As discussed in Azure Monitor private links rely on your DNS, only a single AMPLS resource should be created for all networks that share the same DNS. As a result, organizations that use a single global or regional DNS have a single private link to manage traffic to all Azure Monitor resources, across all global or regional networks.

For private links created before September 2021, that means:

  • Log ingestion works only for resources in the AMPLS. Ingestion to all other resources is denied (across all networks that share the same DNS), regardless of subscription or tenant.
  • Queries have a more open behavior that allows query requests to reach even resources not in the AMPLS. The intention here was to avoid breaking customer queries to resources not in the AMPLS and allow resource-centric queries to return the complete result set.

This behavior proved to be too restrictive for some customers because it breaks ingestion to resources not in the AMPLS. But it was too permissive for others because it allows querying resources not in the AMPLS.

Starting September 2021, private links have new mandatory AMPLS settings that explicitly set how they should affect network traffic. When you create a new AMPLS resource, you're now required to select the access modes you want for ingestion and queries separately:

  • Private Only mode: Allows traffic only to Private Link resources.
  • Open mode: Uses Private Link to communicate with resources in the AMPLS, but also allows traffic to continue to other resources. To learn more, see Control how private links apply to your networks.
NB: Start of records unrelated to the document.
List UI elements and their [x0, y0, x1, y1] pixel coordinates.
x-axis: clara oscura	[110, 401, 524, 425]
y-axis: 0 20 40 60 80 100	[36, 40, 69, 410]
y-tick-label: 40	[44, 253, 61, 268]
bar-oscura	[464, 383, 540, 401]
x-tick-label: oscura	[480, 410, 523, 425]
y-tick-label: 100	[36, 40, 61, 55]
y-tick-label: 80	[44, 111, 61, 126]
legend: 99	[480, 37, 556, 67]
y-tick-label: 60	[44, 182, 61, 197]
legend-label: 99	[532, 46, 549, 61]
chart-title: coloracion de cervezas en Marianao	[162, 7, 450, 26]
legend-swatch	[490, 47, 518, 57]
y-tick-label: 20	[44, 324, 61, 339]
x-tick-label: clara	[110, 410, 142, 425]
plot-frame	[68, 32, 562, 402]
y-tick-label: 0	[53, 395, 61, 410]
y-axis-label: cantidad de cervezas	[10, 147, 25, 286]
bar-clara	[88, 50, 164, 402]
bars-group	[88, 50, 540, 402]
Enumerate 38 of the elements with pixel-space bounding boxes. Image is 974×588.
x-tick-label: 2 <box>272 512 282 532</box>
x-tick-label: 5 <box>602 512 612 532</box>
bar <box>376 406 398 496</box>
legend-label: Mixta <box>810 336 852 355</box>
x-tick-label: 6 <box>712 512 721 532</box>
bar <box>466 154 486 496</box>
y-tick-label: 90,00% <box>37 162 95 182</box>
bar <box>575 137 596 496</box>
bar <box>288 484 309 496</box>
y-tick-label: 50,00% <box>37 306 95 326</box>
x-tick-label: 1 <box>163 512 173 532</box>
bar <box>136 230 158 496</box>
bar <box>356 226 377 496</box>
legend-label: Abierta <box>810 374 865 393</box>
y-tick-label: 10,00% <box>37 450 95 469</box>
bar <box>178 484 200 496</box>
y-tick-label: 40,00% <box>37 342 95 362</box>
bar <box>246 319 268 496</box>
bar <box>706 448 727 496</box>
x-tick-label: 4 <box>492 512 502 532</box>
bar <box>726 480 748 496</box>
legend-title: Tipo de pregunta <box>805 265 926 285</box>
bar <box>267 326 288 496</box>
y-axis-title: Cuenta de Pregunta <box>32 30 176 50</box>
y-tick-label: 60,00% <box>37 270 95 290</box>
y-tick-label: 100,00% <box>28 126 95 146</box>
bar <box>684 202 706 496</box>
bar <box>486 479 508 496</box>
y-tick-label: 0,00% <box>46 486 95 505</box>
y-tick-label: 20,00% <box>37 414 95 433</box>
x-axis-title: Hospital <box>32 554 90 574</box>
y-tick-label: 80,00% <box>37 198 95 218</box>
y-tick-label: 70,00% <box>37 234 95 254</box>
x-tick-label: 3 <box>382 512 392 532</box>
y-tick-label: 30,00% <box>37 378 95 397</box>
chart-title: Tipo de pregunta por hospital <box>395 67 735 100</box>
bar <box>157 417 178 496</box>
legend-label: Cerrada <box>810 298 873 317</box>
Although Log Analytics query requests are affected by the AMPLS access mode setting, Log Analytics ingestion requests use resource-specific endpoints and aren't controlled by the AMPLS access mode. To ensure Log Analytics ingestion requests can't access workspaces out of the AMPLS, set the network firewall to block traffic to public endpoints, regardless of the AMPLS access modes.

Note

If you've configured Log Analytics with Private Link by initially setting the network security group rules to allow outbound traffic by ServiceTag:AzureMonitor, the connected VMs send the logs through a public endpoint. Later, if you change the rules to deny outbound traffic by ServiceTag:AzureMonitor, the connected VMs keep sending logs until you reboot the VMs or cut the sessions. To make sure the desired configuration takes immediate effect, reboot the connected VMs.